Prime Cuts: Which Steak? Part 2 of 2
And we take a return to this series, in which I show you the pros (and cons) of different steaks. If you haven’t read the last article I’m talking about the different cuts, and why (and when) you should eat each one.
So, with no further ado, here’s the final part.
Sirloin Steak – Best For…Energy
Undeniably tasty, sirloin is an all-rounder cut, good in nearly every aspect.
Statistics per 100g:
With an average fat content of 4.5%, sirloin is a great balance of flavour and texture in between rump and fillet steak. If you’re training hard enough to burn the extra calories, this is a great choice of seak.
It needs to be cooked slowly and for longer than that fillet or rump steak, so that the fat can melt into the meat and unlock the most flavour. Which, of course, is one of the reasons for eating the steak in the first place.
With a fattier cut, it’s also better to go for a grass-fed beef instead of a grain-fed because it contains healthier fats.

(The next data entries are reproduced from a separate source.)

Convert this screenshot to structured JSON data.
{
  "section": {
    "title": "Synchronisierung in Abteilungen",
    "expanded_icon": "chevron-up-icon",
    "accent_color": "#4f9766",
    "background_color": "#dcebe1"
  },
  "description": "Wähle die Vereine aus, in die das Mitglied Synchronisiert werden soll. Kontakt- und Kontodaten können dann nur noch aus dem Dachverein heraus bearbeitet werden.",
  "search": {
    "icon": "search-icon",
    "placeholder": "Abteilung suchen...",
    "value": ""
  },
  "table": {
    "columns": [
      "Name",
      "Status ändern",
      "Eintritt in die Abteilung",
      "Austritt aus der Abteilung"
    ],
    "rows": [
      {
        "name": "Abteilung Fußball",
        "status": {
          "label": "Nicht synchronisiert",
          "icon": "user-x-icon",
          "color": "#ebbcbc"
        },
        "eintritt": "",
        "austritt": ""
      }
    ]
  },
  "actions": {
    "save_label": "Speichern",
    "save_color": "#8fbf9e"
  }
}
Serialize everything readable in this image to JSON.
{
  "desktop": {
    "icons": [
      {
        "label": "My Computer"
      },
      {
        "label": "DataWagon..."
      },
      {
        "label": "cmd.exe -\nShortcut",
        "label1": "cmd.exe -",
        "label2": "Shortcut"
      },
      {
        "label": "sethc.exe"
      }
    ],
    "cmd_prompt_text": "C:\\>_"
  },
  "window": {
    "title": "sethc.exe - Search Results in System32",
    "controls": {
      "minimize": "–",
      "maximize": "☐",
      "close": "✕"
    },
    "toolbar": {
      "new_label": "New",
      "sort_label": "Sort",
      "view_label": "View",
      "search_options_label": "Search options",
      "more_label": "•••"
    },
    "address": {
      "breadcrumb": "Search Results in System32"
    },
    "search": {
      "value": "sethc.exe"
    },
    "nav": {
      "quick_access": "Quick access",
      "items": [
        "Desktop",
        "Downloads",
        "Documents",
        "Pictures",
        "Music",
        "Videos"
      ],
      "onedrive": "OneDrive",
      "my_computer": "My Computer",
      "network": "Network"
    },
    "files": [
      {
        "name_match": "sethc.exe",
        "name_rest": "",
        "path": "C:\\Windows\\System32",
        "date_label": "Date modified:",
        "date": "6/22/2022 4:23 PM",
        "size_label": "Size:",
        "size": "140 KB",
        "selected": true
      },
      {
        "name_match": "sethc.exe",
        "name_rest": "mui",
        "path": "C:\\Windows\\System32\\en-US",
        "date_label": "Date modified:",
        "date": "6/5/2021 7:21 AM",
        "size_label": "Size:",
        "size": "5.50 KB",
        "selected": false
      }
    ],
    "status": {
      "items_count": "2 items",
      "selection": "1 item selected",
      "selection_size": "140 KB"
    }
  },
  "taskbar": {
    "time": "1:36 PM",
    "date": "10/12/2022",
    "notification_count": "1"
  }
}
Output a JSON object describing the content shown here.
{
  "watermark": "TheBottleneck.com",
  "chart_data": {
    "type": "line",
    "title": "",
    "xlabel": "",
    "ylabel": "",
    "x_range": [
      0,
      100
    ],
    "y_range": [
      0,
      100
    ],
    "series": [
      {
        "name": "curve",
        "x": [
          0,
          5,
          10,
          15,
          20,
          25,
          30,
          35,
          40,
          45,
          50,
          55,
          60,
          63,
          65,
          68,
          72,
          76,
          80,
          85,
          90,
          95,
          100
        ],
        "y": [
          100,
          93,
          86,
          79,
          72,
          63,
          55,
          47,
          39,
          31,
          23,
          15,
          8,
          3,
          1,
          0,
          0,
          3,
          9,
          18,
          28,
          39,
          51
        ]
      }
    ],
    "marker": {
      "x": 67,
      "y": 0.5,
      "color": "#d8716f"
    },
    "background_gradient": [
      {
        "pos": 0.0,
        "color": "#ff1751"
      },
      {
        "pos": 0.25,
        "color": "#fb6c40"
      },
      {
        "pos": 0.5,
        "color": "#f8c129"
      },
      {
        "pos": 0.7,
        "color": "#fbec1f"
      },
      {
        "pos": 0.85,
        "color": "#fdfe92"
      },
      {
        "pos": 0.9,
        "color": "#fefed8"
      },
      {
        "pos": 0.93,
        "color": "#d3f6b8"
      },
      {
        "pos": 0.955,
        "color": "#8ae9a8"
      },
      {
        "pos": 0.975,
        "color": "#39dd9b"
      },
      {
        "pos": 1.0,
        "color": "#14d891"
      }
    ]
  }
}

A study at the University of Bristol has found more omega-3 fatty acids in cows that graze, meaning a healthier heart and brain for you, just not for the cow (unfortuneately).
The same study found that that grass-fed cows also have more vitamin E, which increases the speed at which your muscles repair themselves – so stock up if your trying to get bigger.
Best Cooked: Medium Rare
Expect To Pay: $18 (Eating Out), $10 (Home Cooking)
Rib-Eye Steak – Best For…Muscle Building
Rib Eye is the most flavorsome steak…but save it for special occasions, or periods of really hard training.
Statistics per 100g:
Rib eye steak is sometimes called the steak lover’s steak. But at 12-14% fat, you need to be prepared to do some serious calorie burning afterwards.
Rib eye is made up of two types of meat the sirloin and skity muscle from below the cow’s shoulder. It’s iron helps regulate your metabolism to give you energy all day. As there is a lot of fat, flash-frying it and eating it rare won’t give you the best flavour. Buy small, but thick steaks and cook them for longer without turning them into charred bricks. You’ll get more flavour as the fat within the meat effectively gets the steak to self baste.
Best Cooked: Medium
Expect to Pay: $20 (Eating Out), $8 (Home Cooking)
Steak Cooking 101
How to…Butterfly It
1. Place your steak – it should be a few inches thick 0n to a flat surface, with the ‘grain’ horizontal.
2. With a sharp knife, cut down, accross the grain to half the width of the steak.
3. Fold the meat out from the cut so it sits on a new end, with the ‘grain’ vertical.
4. Brush the steak lightly with seasoned oil before you grill.
And so, that concludes the series, with details on all the most popular steaks. Now, get cooking!